Support When You Need It¶
Support for BugSeq’s services is provided 24 hours a day, 7 days a week for our clinical and public health customers. BugSeq maintains an on-call roster to ensure rapid response to analysis issues, including technical difficulties and result interpretation. Support is available via email, phone and chat, and is provided by a multidisciplinary team including bioinformaticians, medical microbiologists, software engineers and molecular scientists.
Privacy & Security¶
BugSeq takes data privacy and security with utmost importance. Our privacy policy is publicly available on our website. All data is encrypted both at-rest and in-transit.
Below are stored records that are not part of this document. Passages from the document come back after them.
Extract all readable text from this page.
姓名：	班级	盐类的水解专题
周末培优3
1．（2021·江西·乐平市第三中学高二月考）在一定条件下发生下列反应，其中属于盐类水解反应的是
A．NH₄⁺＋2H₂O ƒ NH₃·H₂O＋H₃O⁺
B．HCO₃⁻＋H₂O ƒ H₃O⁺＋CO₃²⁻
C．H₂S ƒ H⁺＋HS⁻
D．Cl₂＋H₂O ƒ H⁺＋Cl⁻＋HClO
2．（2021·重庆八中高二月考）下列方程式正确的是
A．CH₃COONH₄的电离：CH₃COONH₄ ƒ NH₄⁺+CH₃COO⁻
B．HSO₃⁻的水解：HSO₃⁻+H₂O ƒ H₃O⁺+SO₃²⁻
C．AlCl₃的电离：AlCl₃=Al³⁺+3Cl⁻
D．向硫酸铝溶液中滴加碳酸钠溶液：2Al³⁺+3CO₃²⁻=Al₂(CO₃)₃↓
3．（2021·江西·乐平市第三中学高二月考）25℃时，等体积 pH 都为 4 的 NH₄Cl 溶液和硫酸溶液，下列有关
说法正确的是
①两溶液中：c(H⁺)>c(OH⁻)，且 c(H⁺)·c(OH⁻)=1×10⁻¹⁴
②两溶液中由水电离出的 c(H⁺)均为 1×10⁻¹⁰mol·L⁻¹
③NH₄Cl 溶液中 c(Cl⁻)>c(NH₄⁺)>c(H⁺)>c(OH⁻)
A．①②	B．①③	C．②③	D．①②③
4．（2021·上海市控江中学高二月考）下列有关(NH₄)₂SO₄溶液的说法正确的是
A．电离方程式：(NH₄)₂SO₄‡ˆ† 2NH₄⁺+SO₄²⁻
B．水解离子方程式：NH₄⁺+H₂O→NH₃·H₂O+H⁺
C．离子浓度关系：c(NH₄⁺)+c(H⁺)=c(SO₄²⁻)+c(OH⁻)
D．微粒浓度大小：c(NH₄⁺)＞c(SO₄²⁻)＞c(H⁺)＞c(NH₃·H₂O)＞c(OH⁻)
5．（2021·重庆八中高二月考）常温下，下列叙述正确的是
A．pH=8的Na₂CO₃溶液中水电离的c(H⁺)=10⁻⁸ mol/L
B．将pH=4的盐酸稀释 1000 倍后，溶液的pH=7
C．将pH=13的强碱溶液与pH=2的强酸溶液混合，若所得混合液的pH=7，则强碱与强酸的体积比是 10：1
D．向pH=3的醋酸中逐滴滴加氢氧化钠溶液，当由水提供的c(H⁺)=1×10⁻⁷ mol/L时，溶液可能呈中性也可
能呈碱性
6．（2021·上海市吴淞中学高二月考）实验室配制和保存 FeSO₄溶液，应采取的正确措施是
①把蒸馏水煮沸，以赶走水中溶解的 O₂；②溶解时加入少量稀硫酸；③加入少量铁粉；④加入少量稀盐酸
All access to data must be authenticated and authorized before access is granted, and all access is logged and archived securely.
BugSeq practices the principle of least privilege for customer access, internal access, and server-to-server access.
Data is segmented by user and organization. User access is restricted to BugSeq-produced results files from our analysis services. When organizational sharing is enabled, users can also access results data from other users within their organization.
Traffic into BugSeq must go through a firewall with rigorous rules to block malicious traffic. BugSeq also routinely upgrades and patches packages to ensure software is up-to-date. BugSeq also has a rigorous set of standard operating procedures for data access and cybersecurity incident response, including data encryption, access authentication, data storage, data segmentation and restriction, host security, and incident response.
Conclusion¶
Integrating bioinformatic analysis into a regulated environment is often more complex than originally anticipated by the laboratory. With our extensive experience across clinical and public health microbiology, BugSeq enables this process to be as smooth as possible. BugSeq’s analysis enables reproducible, accurate analysis while mitigating the risks of developing, maintaining and executing bioinformatic analysis within resource-constrained laboratory environments.